Another common pattern is when early traction is driven more by distribution than by true resonance.

A product gets amplified:

  • by influencers

  • by paid media

  • by platform algorithms

But amplification isn’t the same as understanding.

Many DTC brands from the late 2010s scaled quickly on paid social, only to see growth stall as customer acquisition costs increased. Without strong differentiation or a clear reason to return, the economics broke down.

The channel worked.

But the brand didn’t carry enough weight on its own.

Halo Top quickly became a top-selling ice cream brand by redefining the category.
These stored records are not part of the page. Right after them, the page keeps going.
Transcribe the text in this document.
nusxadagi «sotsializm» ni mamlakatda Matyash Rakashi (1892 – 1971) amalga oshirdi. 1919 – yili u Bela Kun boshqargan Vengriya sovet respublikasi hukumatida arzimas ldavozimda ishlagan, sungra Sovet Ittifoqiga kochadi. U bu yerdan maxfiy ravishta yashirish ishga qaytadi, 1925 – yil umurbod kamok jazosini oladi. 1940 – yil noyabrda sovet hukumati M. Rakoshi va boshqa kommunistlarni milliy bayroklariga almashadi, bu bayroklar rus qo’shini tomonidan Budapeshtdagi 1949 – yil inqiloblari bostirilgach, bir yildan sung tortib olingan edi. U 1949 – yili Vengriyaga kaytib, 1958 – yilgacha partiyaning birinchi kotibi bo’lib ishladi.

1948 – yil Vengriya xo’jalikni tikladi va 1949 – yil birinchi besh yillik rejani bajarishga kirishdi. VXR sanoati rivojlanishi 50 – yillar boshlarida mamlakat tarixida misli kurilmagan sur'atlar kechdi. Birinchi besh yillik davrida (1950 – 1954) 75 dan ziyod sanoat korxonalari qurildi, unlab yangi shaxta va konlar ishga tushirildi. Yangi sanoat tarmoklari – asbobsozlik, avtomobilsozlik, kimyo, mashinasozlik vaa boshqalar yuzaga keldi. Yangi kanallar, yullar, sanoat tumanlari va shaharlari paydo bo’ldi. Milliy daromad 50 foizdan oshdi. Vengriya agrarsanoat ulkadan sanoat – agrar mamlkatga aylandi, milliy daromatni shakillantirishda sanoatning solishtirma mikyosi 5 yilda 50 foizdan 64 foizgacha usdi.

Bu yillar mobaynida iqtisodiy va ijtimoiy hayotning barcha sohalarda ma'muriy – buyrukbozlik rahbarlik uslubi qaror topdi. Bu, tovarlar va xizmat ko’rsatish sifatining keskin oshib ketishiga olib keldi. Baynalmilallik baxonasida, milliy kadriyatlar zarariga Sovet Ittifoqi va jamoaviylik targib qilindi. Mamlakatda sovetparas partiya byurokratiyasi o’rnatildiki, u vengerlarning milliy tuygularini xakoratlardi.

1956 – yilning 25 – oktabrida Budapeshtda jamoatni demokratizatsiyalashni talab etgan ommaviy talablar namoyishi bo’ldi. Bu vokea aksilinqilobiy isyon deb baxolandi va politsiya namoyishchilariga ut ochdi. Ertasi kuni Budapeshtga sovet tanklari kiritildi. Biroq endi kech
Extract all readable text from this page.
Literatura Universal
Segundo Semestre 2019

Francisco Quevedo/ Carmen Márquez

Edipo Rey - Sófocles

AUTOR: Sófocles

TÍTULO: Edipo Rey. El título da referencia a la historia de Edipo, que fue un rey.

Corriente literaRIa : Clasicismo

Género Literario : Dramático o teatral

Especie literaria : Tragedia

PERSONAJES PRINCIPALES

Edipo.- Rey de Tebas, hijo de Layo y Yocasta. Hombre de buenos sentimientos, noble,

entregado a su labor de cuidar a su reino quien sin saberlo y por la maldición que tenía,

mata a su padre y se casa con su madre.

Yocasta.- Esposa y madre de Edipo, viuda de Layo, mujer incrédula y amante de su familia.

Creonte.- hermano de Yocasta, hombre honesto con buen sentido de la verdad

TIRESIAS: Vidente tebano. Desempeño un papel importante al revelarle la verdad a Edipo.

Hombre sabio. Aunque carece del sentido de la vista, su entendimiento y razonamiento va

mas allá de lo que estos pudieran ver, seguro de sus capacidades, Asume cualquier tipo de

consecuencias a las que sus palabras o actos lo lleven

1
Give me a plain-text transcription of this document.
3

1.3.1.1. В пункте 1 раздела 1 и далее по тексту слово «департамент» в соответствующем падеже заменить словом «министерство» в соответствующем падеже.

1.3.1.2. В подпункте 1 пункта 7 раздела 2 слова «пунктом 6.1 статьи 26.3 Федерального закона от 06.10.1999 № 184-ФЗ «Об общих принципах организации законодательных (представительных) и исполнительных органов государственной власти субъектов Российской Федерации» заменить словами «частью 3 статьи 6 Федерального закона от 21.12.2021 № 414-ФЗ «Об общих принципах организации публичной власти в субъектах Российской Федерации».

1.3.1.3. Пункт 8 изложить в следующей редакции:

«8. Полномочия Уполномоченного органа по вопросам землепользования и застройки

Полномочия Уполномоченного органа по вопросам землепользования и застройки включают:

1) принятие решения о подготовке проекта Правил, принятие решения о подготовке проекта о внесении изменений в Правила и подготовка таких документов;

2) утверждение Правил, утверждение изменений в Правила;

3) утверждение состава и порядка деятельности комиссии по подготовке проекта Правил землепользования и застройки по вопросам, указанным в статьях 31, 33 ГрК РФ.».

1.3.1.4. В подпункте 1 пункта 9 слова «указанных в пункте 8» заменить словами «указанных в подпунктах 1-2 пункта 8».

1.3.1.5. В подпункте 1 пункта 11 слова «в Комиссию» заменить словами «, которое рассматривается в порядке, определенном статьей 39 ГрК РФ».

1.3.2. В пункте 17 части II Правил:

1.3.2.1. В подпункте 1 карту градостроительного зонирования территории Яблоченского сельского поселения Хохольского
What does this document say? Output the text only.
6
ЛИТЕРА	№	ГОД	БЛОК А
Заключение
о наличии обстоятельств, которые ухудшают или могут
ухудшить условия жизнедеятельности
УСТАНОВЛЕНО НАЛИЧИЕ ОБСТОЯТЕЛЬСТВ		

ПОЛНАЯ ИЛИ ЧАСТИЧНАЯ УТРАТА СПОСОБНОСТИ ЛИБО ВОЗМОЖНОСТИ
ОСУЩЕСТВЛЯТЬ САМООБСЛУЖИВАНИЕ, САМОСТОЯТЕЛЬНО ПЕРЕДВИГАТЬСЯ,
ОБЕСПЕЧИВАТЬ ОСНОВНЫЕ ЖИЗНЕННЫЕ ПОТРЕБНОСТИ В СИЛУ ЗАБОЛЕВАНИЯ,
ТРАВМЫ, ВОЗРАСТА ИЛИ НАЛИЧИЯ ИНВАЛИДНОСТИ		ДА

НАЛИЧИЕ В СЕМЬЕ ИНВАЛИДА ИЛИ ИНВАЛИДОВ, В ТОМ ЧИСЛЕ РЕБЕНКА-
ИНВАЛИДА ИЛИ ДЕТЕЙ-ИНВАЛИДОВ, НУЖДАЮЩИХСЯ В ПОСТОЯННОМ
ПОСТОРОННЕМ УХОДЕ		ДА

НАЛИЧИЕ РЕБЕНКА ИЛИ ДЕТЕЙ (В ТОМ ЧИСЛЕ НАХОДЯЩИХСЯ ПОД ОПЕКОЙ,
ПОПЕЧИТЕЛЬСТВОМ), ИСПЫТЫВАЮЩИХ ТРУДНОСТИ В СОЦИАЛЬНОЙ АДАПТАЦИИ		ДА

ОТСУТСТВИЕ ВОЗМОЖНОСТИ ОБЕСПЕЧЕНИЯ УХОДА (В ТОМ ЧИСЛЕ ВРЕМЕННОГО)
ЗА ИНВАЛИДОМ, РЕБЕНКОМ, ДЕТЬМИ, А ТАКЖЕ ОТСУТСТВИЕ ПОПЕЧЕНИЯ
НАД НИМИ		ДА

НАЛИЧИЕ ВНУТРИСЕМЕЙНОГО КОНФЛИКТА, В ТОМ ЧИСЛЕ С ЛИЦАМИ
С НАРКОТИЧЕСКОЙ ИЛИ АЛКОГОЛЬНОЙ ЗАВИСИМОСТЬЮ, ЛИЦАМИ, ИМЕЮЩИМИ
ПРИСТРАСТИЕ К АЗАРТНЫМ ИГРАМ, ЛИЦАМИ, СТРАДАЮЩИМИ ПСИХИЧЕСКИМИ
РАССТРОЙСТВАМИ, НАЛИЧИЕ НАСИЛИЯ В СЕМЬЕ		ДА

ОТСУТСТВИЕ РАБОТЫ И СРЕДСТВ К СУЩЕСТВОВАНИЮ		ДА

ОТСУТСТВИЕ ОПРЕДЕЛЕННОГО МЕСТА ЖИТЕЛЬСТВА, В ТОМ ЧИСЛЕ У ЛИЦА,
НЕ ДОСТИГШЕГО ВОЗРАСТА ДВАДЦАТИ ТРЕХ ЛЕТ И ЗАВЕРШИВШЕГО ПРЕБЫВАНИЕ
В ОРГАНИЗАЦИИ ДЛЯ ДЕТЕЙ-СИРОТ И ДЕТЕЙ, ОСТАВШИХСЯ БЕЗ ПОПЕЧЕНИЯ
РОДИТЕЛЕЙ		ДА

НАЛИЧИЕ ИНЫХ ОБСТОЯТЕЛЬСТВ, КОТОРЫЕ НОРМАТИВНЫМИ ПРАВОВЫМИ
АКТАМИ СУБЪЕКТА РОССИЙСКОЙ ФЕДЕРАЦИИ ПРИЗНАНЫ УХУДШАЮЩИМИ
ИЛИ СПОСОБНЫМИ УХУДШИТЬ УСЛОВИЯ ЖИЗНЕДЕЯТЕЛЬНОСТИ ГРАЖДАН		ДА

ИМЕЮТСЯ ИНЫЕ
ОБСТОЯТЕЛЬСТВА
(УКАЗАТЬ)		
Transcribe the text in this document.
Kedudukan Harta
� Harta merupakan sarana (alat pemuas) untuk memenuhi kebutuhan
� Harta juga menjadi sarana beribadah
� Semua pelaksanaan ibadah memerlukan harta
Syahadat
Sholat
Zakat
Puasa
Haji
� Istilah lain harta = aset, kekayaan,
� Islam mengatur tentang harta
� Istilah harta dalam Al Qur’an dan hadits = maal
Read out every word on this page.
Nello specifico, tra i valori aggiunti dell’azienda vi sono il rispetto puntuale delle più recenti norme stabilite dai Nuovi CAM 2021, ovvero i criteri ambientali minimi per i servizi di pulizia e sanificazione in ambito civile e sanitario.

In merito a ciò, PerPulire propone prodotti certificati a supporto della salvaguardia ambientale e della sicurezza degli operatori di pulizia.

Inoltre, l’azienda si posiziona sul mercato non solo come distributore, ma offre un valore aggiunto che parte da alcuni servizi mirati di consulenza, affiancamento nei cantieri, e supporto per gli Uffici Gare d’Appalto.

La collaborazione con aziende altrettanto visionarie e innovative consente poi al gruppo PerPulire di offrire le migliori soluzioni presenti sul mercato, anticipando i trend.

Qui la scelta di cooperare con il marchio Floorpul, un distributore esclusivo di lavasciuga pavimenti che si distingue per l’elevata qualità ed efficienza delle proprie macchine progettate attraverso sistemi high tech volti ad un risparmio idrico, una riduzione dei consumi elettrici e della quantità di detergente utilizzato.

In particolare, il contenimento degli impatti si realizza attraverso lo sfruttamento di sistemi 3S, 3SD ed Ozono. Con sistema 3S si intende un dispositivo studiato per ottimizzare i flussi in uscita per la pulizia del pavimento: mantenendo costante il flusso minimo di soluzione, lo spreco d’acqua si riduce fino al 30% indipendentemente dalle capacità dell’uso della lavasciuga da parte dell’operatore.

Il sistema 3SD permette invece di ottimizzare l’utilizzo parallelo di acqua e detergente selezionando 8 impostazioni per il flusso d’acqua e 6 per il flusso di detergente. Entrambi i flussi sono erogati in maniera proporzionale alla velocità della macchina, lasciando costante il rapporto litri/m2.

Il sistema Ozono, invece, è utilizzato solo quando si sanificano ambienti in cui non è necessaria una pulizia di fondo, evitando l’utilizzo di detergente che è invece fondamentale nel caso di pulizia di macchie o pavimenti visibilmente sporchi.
As alternatives emerged, the limits of novelty-driven growth became clear.

The Shift From “What Is This?” to “Why This?”

Early on, novelty does a lot of work.

It answers the question: What is this?

But novelty fades quickly.

Once it does, the question changes:

Why should I keep choosing this?

That’s where many brands get exposed.

If the answer isn’t clear—whether it’s better utility, stronger identity, or stickier habit—growth slows.

How to Read What’s Actually Happening

If you’re seeing strong early traction, the most important question is whether it’s durable.

A few ways to assess that:

1. Look at Retention, Not Just Acquisition

  • Are users or customers coming back after the first interaction?

  • What percentage returns after 30, 60, 90 days?

If retention is weak, growth will eventually stall.

2. Separate Channel-Driven Growth From Product Pull

  • What happens when you reduce paid spend or promotion?

  • Does demand hold due to things like loyalty or word of mouth, or does it drop immediately?

This tells you whether the product is being pulled or pushed.

3. Listen to How Customers Describe You

  • Can they clearly explain what you do and why it matters?

  • Do they describe you the same way you describe yourself?

If not, your positioning may not be sticking.

4. Track Repeat Behavior

  • Are customers forming a habit or just trying the product once?

  • In consumer products, what does your repeat purchase rate look like?

Habit is what sustains growth.

Retention graphs like this are invaluable towards giving digital brands an early look into whether their offerings truly have staying power.

Final Thought

Early traction is a signal.

It tells you something is working.

But it doesn’t tell you what will last.

The brands that sustain growth are the ones that convert that early attention into something more durable:

Repeat behavior.
Clear differentiation.
Ongoing relevance.

Because growth doesn’t come from the initial spike.

It comes from what holds afterwards.